This becoming a real pain-in-the-butt for the Republican Tea Party deficit peacocks. The President's Office of Management and Budget has released its update on the budget, and they estimate the deficit this year to drop to $759 billion, $214 billion below the estimate included in the president's original budget. The OMB's Sylvia Burwell put the president's record in stark relief against the deficit peacocks in Congress who sit there all day figuring out ways to be even less productive than the least productive Congress on record. Burwell writes:
The MSR [Mid-Session Review] shows that the projected deficit in 2013 has decreased by more than $200 billion as compared to the projection included in the Budget. The 2013 deficit is now projected to be 4.7 percent of GDP. That is down from a deficit of 10.1 percent four years ago – representing the fastest period of deficit reduction since the years immediately following World War II.So not only has the president took the deficit that was handed to him by George W. Bush and more than cut it in half, his budget will reduce it to 2% of GDP by 2023. Well, not if the GOP can help it, I suppose.

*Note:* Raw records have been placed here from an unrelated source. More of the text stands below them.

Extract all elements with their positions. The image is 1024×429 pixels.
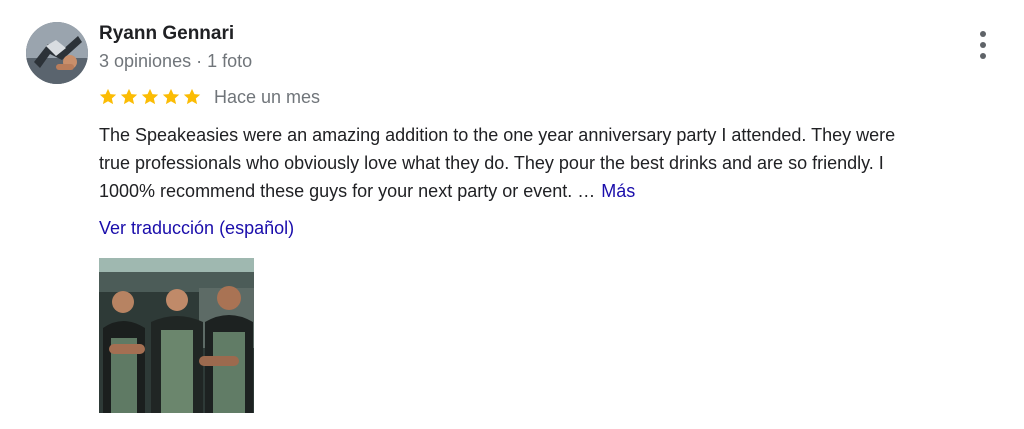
more-vert-icon[interactable] (970, 28, 996, 62)
star-icon (183, 88, 201, 105)
star-icon (141, 88, 159, 105)
more-link[interactable]: Más (601, 181, 635, 201)
review-card: Ryann Gennari 3 opiniones · 1 foto Hace … (0, 0, 1024, 429)
dot (980, 53, 986, 59)
reviewer-meta: 3 opiniones · 1 foto (99, 51, 253, 71)
star-rating (98, 87, 202, 107)
review-text-line-content: 1000% recommend these guys for your next… (99, 181, 596, 201)
review-text: The Speakeasies were an amazing addition… (99, 121, 1004, 205)
review-text-line: The Speakeasies were an amazing addition… (99, 125, 896, 145)
star-icon (99, 88, 117, 105)
review-text-line: true professionals who obviously love wh… (99, 153, 884, 173)
star-icon (120, 88, 138, 105)
dot (980, 42, 986, 48)
review-date: Hace un mes (214, 86, 321, 107)
dot (980, 31, 986, 37)
translate-link[interactable]: Ver traducción (español) (99, 218, 294, 239)
star-icon (162, 88, 180, 105)
rating-row: Hace un mes (98, 84, 320, 110)
review-photo[interactable] (99, 258, 254, 413)
review-text-line: 1000% recommend these guys for your next… (99, 177, 1004, 205)
reviewer-avatar[interactable] (26, 22, 88, 84)
reviewer-name[interactable]: Ryann Gennari (99, 23, 234, 45)
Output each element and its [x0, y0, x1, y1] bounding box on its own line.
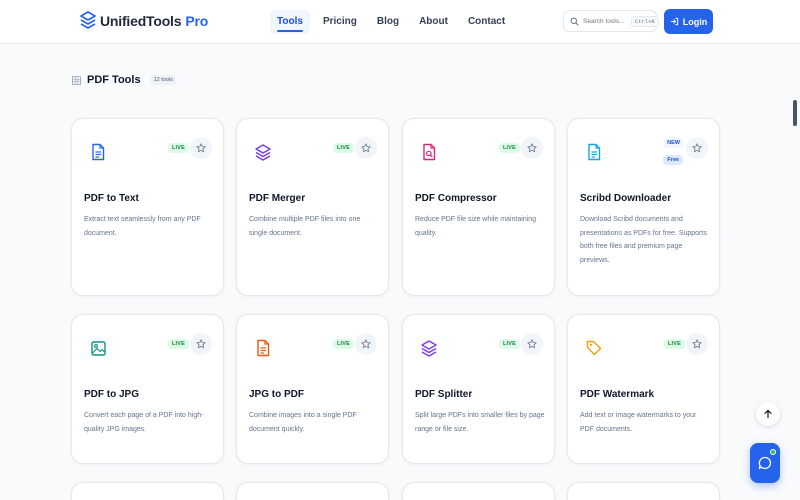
live-badge: LIVE: [167, 143, 189, 153]
star-icon: [361, 143, 371, 153]
stack-logo-icon: [80, 11, 96, 29]
tool-title: PDF Splitter: [415, 389, 473, 400]
tool-description: Add text or image watermarks to your PDF…: [580, 412, 697, 433]
arrow-up-icon: [764, 409, 772, 419]
brand-suffix: Pro: [185, 13, 209, 29]
nav-blog[interactable]: Blog: [370, 10, 406, 34]
favorite-button[interactable]: [521, 333, 543, 355]
section-header: PDF Tools 12 tools: [72, 74, 177, 86]
layers-icon: [421, 340, 437, 357]
tool-card-pdf-to-text[interactable]: LIVE PDF to Text Extract text seamlessly…: [71, 118, 224, 296]
main-nav: Tools Pricing Blog About Contact: [270, 10, 512, 34]
tool-card-pdf-to-jpg[interactable]: LIVE PDF to JPG Convert each page of a P…: [71, 314, 224, 464]
file-search-icon: [423, 143, 436, 161]
chat-button[interactable]: [750, 443, 780, 483]
tool-title: PDF to Text: [84, 193, 139, 204]
tool-description: Combine images into a single PDF documen…: [249, 412, 357, 433]
star-icon: [361, 339, 371, 349]
tool-description: Combine multiple PDF files into one sing…: [249, 216, 361, 237]
nav-pricing[interactable]: Pricing: [316, 10, 364, 34]
tool-title: PDF Watermark: [580, 389, 655, 400]
tool-title: PDF Compressor: [415, 193, 497, 204]
tool-card-pdf-compressor[interactable]: LIVE PDF Compressor Reduce PDF file size…: [402, 118, 555, 296]
layers-icon: [255, 144, 271, 161]
live-badge: LIVE: [498, 143, 520, 153]
tool-card-pdf-merger[interactable]: LIVE PDF Merger Combine multiple PDF fil…: [236, 118, 389, 296]
tool-description: Download Scribd documents and presentati…: [580, 216, 707, 264]
tool-card-partial[interactable]: [567, 482, 720, 500]
tool-title: PDF to JPG: [84, 389, 140, 400]
search-input[interactable]: [583, 17, 627, 25]
star-icon: [196, 143, 206, 153]
file-text-icon: [92, 143, 105, 161]
tool-title: Scribd Downloader: [580, 193, 672, 204]
tool-description: Extract text seamlessly from any PDF doc…: [84, 216, 201, 237]
search-icon: [570, 17, 579, 26]
tool-description: Split large PDFs into smaller files by p…: [415, 412, 545, 433]
star-icon: [196, 339, 206, 349]
grid-icon: [72, 75, 81, 85]
star-icon: [527, 143, 537, 153]
scroll-to-top-button[interactable]: [756, 402, 780, 426]
tool-description: Convert each page of a PDF into high-qua…: [84, 412, 204, 433]
favorite-button[interactable]: [355, 137, 377, 159]
star-icon: [527, 339, 537, 349]
tag-icon: [586, 340, 602, 356]
tool-card-partial[interactable]: [402, 482, 555, 500]
star-icon: [692, 339, 702, 349]
live-badge: LIVE: [498, 339, 520, 349]
favorite-button[interactable]: [521, 137, 543, 159]
live-badge: LIVE: [332, 143, 354, 153]
tool-card-pdf-watermark[interactable]: LIVE PDF Watermark Add text or image wat…: [567, 314, 720, 464]
online-status-dot: [770, 449, 776, 455]
file-text-icon: [257, 339, 270, 357]
chat-bubble-icon: [758, 456, 772, 470]
favorite-button[interactable]: [355, 333, 377, 355]
favorite-button[interactable]: [190, 137, 212, 159]
top-header: UnifiedTools Pro Tools Pricing Blog Abou…: [0, 0, 800, 44]
live-badge: LIVE: [167, 339, 189, 349]
nav-about[interactable]: About: [412, 10, 455, 34]
tool-title: JPG to PDF: [249, 389, 305, 400]
page-scrollbar[interactable]: [793, 100, 797, 126]
file-text-icon: [588, 143, 601, 161]
tool-description: Reduce PDF file size while maintaining q…: [415, 216, 536, 237]
favorite-button[interactable]: [686, 333, 708, 355]
login-label: Login: [682, 16, 708, 27]
nav-tools[interactable]: Tools: [270, 10, 310, 34]
favorite-button[interactable]: [686, 137, 708, 159]
new-badge: NEW: [664, 138, 683, 148]
login-icon: [670, 17, 678, 26]
section-title: PDF Tools: [87, 74, 141, 86]
login-button[interactable]: Login: [664, 9, 713, 34]
tool-card-partial[interactable]: [71, 482, 224, 500]
image-icon: [90, 340, 106, 356]
brand-logo[interactable]: UnifiedTools Pro: [80, 10, 208, 32]
tool-card-scribd-downloader[interactable]: NEW Free Scribd Downloader Download Scri…: [567, 118, 720, 296]
favorite-button[interactable]: [190, 333, 212, 355]
search-box[interactable]: Ctrl+K: [563, 10, 659, 32]
live-badge: LIVE: [332, 339, 354, 349]
nav-contact[interactable]: Contact: [461, 10, 512, 34]
tool-count-badge: 12 tools: [149, 75, 177, 85]
tool-card-jpg-to-pdf[interactable]: LIVE JPG to PDF Combine images into a si…: [236, 314, 389, 464]
tool-card-pdf-splitter[interactable]: LIVE PDF Splitter Split large PDFs into …: [402, 314, 555, 464]
star-icon: [692, 143, 702, 153]
tool-title: PDF Merger: [249, 193, 306, 204]
live-badge: LIVE: [663, 339, 685, 349]
search-shortcut-hint: Ctrl+K: [631, 15, 659, 27]
tool-card-partial[interactable]: [236, 482, 389, 500]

Going forward, the MSR shows that, under the President’s Budget, deficits will be reduced to below 3 percent of GDP by 2017 and continue to fall to about 2 percent in 2023. Importantly, the MSR also shows that the Budget achieves a core goal of fiscal sustainability by putting Federal debt on a declining path as a share of the economy.
Before the GOP goes out celebrating that this is due to the sequester they forced on the American people - which is stunting job growth - the Washington Post reports exactly how much the sequester has contributed of that $214 billion in reduced estimate:
The administration counts $43 billion in reduced spending on defense and domestic programs — largely the result of the sequestration — as contributing to the smaller deficit.This, of course, does not include an estimate of how much revenue we are missing out on because of the sequester. Even in the sequester's "best-case" scenario, it contributed about a fifth of the reduced estimate. Looked at another way, if the sequester were averted, and no revenue whatsoever were generated from the economic activity, the deficit would have been a mere 5% bigger. That is the GOP's "big idea."
Other factors included much higher tax revenue in a year when a variety of taxes went up and an unusual payment from the federally backed mortgage finance giants Fannie Mae and Freddie Mac as a result of their improving financial condition.
I am going to try to do a more detailed post on the Mid-Session Review from the OMB for tomorrow, but for now, make this your Monday night open thread.